Rand Paul: Budget deal 'shameful,' 'huge mistake'


By Seth McLaughlin - The Washington Times

December 11, 2013, 10:36AM

Sen. Rand Paul added his name to the list of lawmakers opposing the bipartisan budget deal carved out between House and Senate negotiators, saying it is “shameful” to restore previously agreed to spending cuts in exchange for promises of future deficit reduction.

Mr. Paul, Kentucky Republican and likely 2016 presidential contender, said that the two-year spending proposal is like many that have come before it.



“There is a recurring theme in Washington budget negotiations. It’s ‘I’ll gladly pay you Tuesday for a hamburger today,’” Mr. Paul said in a statement. “I think it’s a huge mistake to trade sequester cuts now for the promise of cuts later.”

Separately, House Speaker John Boehner, a supporter of the budget deal, sharply attacked outside conservative groups that have attacked the compromise, charging that critics opposed the agreement even before knowing what was in it.

“They’re using the American people to their own purposes,” an angry Mr. Boehner said. “This is ridiculous.”

The lead negotiators in the Senate and House — Senate Budget Committee Chairwoman Patty Murray, Washington Democrat, and House Budget Committee Chairman Paul Ryan, Wisconsin Republican — announced Tuesday that they had reached a deal that would reduce the deficit by $23 billion over ten years without raising taxes.
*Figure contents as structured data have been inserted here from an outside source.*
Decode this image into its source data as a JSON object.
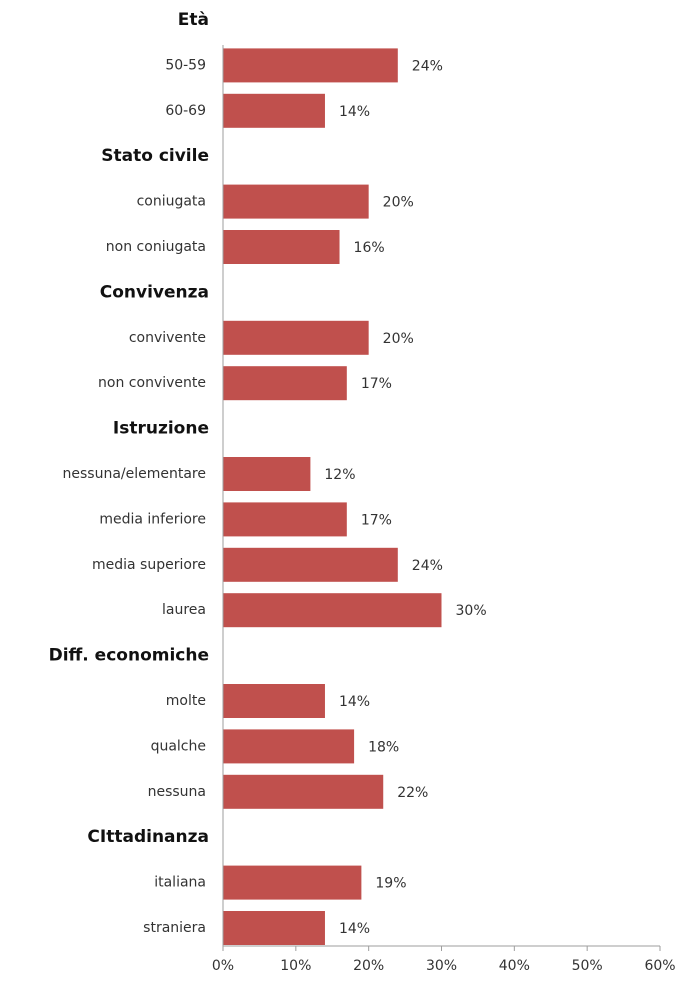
{
  "chart_data": {
    "type": "bar",
    "orientation": "horizontal",
    "bar_color": "#c0504d",
    "axis_color": "#9e9e9e",
    "xlim": [
      0,
      60
    ],
    "xticks": [
      0,
      10,
      20,
      30,
      40,
      50,
      60
    ],
    "xtick_labels": [
      "0%",
      "10%",
      "20%",
      "30%",
      "40%",
      "50%",
      "60%"
    ],
    "grid": false,
    "legend": "none",
    "groups": [
      {
        "title": "Età",
        "items": [
          {
            "label": "50-59",
            "value": 24,
            "value_label": "24%"
          },
          {
            "label": "60-69",
            "value": 14,
            "value_label": "14%"
          }
        ]
      },
      {
        "title": "Stato civile",
        "items": [
          {
            "label": "coniugata",
            "value": 20,
            "value_label": "20%"
          },
          {
            "label": "non coniugata",
            "value": 16,
            "value_label": "16%"
          }
        ]
      },
      {
        "title": "Convivenza",
        "items": [
          {
            "label": "convivente",
            "value": 20,
            "value_label": "20%"
          },
          {
            "label": "non convivente",
            "value": 17,
            "value_label": "17%"
          }
        ]
      },
      {
        "title": "Istruzione",
        "items": [
          {
            "label": "nessuna/elementare",
            "value": 12,
            "value_label": "12%"
          },
          {
            "label": "media inferiore",
            "value": 17,
            "value_label": "17%"
          },
          {
            "label": "media superiore",
            "value": 24,
            "value_label": "24%"
          },
          {
            "label": "laurea",
            "value": 30,
            "value_label": "30%"
          }
        ]
      },
      {
        "title": "Diff. economiche",
        "items": [
          {
            "label": "molte",
            "value": 14,
            "value_label": "14%"
          },
          {
            "label": "qualche",
            "value": 18,
            "value_label": "18%"
          },
          {
            "label": "nessuna",
            "value": 22,
            "value_label": "22%"
          }
        ]
      },
      {
        "title": "CIttadinanza",
        "items": [
          {
            "label": "italiana",
            "value": 19,
            "value_label": "19%"
          },
          {
            "label": "straniera",
            "value": 14,
            "value_label": "14%"
          }
        ]
      }
    ]
  }
}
The proposal, though, has drawn the ire of conservatives who say that Republicans should not be giving up ground to Democrats on the previously agreed to spending cuts — known as sequesters — to defense and non-defense programs that were agreed to as part of the 2011 Budget Control Act.
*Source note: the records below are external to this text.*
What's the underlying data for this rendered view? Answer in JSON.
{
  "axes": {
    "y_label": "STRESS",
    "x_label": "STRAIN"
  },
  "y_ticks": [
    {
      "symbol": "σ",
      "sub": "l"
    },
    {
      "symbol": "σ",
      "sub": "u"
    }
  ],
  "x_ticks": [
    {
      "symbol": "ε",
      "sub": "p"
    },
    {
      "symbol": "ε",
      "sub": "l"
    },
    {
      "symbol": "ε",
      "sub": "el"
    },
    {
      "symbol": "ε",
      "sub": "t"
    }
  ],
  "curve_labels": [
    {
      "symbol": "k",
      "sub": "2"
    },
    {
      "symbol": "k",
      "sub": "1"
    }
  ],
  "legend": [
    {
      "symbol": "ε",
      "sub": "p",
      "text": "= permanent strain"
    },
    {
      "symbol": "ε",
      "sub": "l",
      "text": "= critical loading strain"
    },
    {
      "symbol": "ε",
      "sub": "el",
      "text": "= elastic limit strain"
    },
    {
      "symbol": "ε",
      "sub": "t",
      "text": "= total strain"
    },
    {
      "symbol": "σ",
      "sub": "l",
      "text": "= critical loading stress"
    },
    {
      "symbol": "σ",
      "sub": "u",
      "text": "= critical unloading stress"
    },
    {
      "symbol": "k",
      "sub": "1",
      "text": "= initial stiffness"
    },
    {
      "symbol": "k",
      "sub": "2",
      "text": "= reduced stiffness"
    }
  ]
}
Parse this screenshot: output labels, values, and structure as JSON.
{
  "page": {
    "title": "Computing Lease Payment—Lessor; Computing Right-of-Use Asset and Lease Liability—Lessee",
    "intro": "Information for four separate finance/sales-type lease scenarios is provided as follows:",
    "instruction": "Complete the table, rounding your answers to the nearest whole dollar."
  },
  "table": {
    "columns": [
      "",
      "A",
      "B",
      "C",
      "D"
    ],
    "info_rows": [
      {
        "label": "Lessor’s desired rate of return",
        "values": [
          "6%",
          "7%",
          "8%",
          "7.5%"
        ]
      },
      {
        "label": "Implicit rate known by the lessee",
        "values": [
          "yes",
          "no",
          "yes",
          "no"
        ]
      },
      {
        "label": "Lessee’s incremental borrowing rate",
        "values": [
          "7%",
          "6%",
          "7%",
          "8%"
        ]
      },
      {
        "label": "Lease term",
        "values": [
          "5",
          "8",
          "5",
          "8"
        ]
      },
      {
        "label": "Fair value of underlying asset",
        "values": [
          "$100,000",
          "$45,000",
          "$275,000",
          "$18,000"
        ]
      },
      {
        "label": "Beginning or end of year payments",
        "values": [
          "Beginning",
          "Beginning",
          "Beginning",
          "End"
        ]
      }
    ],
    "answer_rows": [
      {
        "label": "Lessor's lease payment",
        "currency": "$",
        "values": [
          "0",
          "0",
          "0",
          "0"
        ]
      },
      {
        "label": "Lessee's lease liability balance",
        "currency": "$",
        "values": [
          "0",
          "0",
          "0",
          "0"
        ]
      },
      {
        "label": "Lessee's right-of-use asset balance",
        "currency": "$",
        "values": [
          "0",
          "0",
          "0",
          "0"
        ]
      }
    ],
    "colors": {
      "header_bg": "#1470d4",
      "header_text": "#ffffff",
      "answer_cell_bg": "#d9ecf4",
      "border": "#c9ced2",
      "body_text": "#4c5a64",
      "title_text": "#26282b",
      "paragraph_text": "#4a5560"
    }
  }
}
The deal calls on Congress to set aside $1.012 trillion in discretionary spending for the Pentagon and other federal agencies in fiscal year 2014 and $1.014 trillion for fiscal year 2015.



It restores $63 billion in sequester cuts.
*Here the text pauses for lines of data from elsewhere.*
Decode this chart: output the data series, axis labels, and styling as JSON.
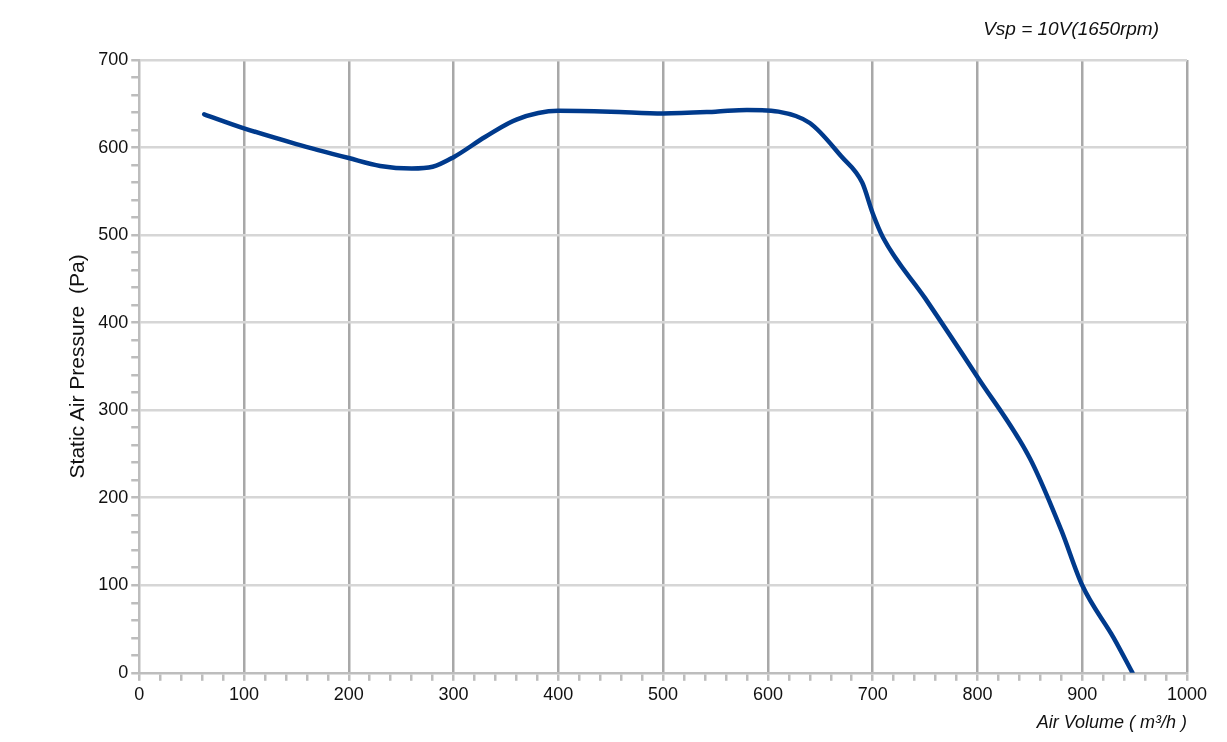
{
  "chart_data": {
    "type": "line",
    "xlabel": "Air Volume ( m³/h )",
    "ylabel": "Static Air Pressure  (Pa)",
    "annotations": [
      "Vsp = 10V(1650rpm)"
    ],
    "x": [
      62,
      100,
      150,
      200,
      230,
      260,
      280,
      300,
      330,
      360,
      400,
      450,
      500,
      550,
      580,
      610,
      640,
      670,
      690,
      700,
      710,
      750,
      800,
      850,
      880,
      900,
      930,
      948
    ],
    "series": [
      {
        "color": "#003a8c",
        "values": [
          638,
          622,
          604,
          588,
          579,
          576,
          578,
          589,
          612,
          632,
          642,
          641,
          639,
          641,
          643,
          641,
          628,
          590,
          560,
          525,
          497,
          428,
          338,
          245,
          163,
          100,
          40,
          0
        ]
      }
    ],
    "xlim": [
      0,
      1000
    ],
    "xticks": [
      0,
      {
        "value": 20,
        "label": null
      },
      {
        "value": 40,
        "label": null
      },
      {
        "value": 60,
        "label": null
      },
      {
        "value": 80,
        "label": null
      },
      100,
      {
        "value": 120,
        "label": null
      },
      {
        "value": 140,
        "label": null
      },
      {
        "value": 160,
        "label": null
      },
      {
        "value": 180,
        "label": null
      },
      200,
      {
        "value": 220,
        "label": null
      },
      {
        "value": 240,
        "label": null
      },
      {
        "value": 260,
        "label": null
      },
      {
        "value": 280,
        "label": null
      },
      300,
      {
        "value": 320,
        "label": null
      },
      {
        "value": 340,
        "label": null
      },
      {
        "value": 360,
        "label": null
      },
      {
        "value": 380,
        "label": null
      },
      400,
      {
        "value": 420,
        "label": null
      },
      {
        "value": 440,
        "label": null
      },
      {
        "value": 460,
        "label": null
      },
      {
        "value": 480,
        "label": null
      },
      500,
      {
        "value": 520,
        "label": null
      },
      {
        "value": 540,
        "label": null
      },
      {
        "value": 560,
        "label": null
      },
      {
        "value": 580,
        "label": null
      },
      600,
      {
        "value": 620,
        "label": null
      },
      {
        "value": 640,
        "label": null
      },
      {
        "value": 660,
        "label": null
      },
      {
        "value": 680,
        "label": null
      },
      700,
      {
        "value": 720,
        "label": null
      },
      {
        "value": 740,
        "label": null
      },
      {
        "value": 760,
        "label": null
      },
      {
        "value": 780,
        "label": null
      },
      800,
      {
        "value": 820,
        "label": null
      },
      {
        "value": 840,
        "label": null
      },
      {
        "value": 860,
        "label": null
      },
      {
        "value": 880,
        "label": null
      },
      900,
      {
        "value": 920,
        "label": null
      },
      {
        "value": 940,
        "label": null
      },
      {
        "value": 960,
        "label": null
      },
      {
        "value": 980,
        "label": null
      },
      1000
    ],
    "ylim": [
      0,
      700
    ],
    "yticks": [
      0,
      {
        "value": 20,
        "label": null
      },
      {
        "value": 40,
        "label": null
      },
      {
        "value": 60,
        "label": null
      },
      {
        "value": 80,
        "label": null
      },
      100,
      {
        "value": 120,
        "label": null
      },
      {
        "value": 140,
        "label": null
      },
      {
        "value": 160,
        "label": null
      },
      {
        "value": 180,
        "label": null
      },
      200,
      {
        "value": 220,
        "label": null
      },
      {
        "value": 240,
        "label": null
      },
      {
        "value": 260,
        "label": null
      },
      {
        "value": 280,
        "label": null
      },
      300,
      {
        "value": 320,
        "label": null
      },
      {
        "value": 340,
        "label": null
      },
      {
        "value": 360,
        "label": null
      },
      {
        "value": 380,
        "label": null
      },
      400,
      {
        "value": 420,
        "label": null
      },
      {
        "value": 440,
        "label": null
      },
      {
        "value": 460,
        "label": null
      },
      {
        "value": 480,
        "label": null
      },
      500,
      {
        "value": 520,
        "label": null
      },
      {
        "value": 540,
        "label": null
      },
      {
        "value": 560,
        "label": null
      },
      {
        "value": 580,
        "label": null
      },
      600,
      {
        "value": 620,
        "label": null
      },
      {
        "value": 640,
        "label": null
      },
      {
        "value": 660,
        "label": null
      },
      {
        "value": 680,
        "label": null
      },
      700
    ],
    "grid": true,
    "legend": false,
    "marker": "none",
    "line_style": "solid"
  }
}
“The small sequester spending cuts were not nearly enough to address our deficit problem,” Mr. Paul said.

“Undoing tens of billions [of dollars] of this modest spending restraint is shameful and must be opposed. I cannot support a budget that raises taxes and never balances, nor can I support a deal that does nothing to reduce our nation’s $17.3 trillion debt.”